The DOE has also given Teens Take Charge preferential access to admissions data, which are cherry-picked to support its anti-test narrative, the Washington Free Beacon explained. The data appears as if the rigorous high school admissions test is biased toward privileged students, but the opposite is, in fact, true.

A public-records request filed by Teens Take Charge was completed within just four months but the Department has yet to complete similar requests filed by journalists and outside researchers, some of whom have been waiting years for the data, the Washington Free Beacon reported. The data the Department made available through Teens Take Charge includes just the racial breakdown of competitive high schools, not socioeconomic makeup, making it seem as though the Specialized High School Admissions Test is biased toward the privileged.

Asian Americans, who score best on the test, have the highest poverty rate in New York City, the Washington Free Beacon cited. It's ironic that the students trying to eliminate the test are often the rich white kids who couldn't ace the exam. Some of of that pool have even admitted to using socioeconomic privilege to rig the system.

Some of the most active members of Teens Take Charge attend Beacon High School; a plurality of students are white there. Students from much poorer families at New York City's top specialized high school Stuyvesant, which just uses the test to screen applicants, score hundreds of points higher on the SATs than students at Beacon, which also factors in intangibles like essays and interviews.

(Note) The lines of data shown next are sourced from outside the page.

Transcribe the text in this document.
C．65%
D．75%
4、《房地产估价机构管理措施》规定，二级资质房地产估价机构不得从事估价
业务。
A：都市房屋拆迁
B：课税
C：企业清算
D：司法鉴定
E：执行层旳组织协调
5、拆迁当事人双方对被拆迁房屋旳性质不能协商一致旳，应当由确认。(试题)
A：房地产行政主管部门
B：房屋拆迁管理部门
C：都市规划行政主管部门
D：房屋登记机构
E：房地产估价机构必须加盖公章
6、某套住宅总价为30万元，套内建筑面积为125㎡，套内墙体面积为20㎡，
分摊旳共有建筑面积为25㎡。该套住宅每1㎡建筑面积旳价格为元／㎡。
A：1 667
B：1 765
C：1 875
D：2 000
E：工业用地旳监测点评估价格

Two of Beacon's students—both white—allude to this in separate testimonials published on Teens Take Charge’s website. "We had someone to help us practice our interviews, parents that would help us with our portfolios and advocate for us," one of the student testimonies reads. "The kids like me that went on to different high schools needed less support than the rest of the kids in my grade..."

Thus, privileged activists are attempting to eliminate competition from the working-class Asians who are outscoring hardworking and gifted students.

But now several Asian families are fighting back even while Teens Take Charge is hurling all the heavy artillery in the group's arsenal at the opposing force.

Social justice group IntegrateNYC has called the Washington Free Beacon's investigative report "a disgusting and racist excuse for journalism" for comparing Teens Take Charge to extremist terrorists. "We stand with our TTC family and reject these targeted anti-Black-women attacks on @AfrocenCHICK," the tweet reads, naming Sutton who is Teens Take Charge's program manager.

"You came for all of us," IntegrateNYC tweeted last Tuesday.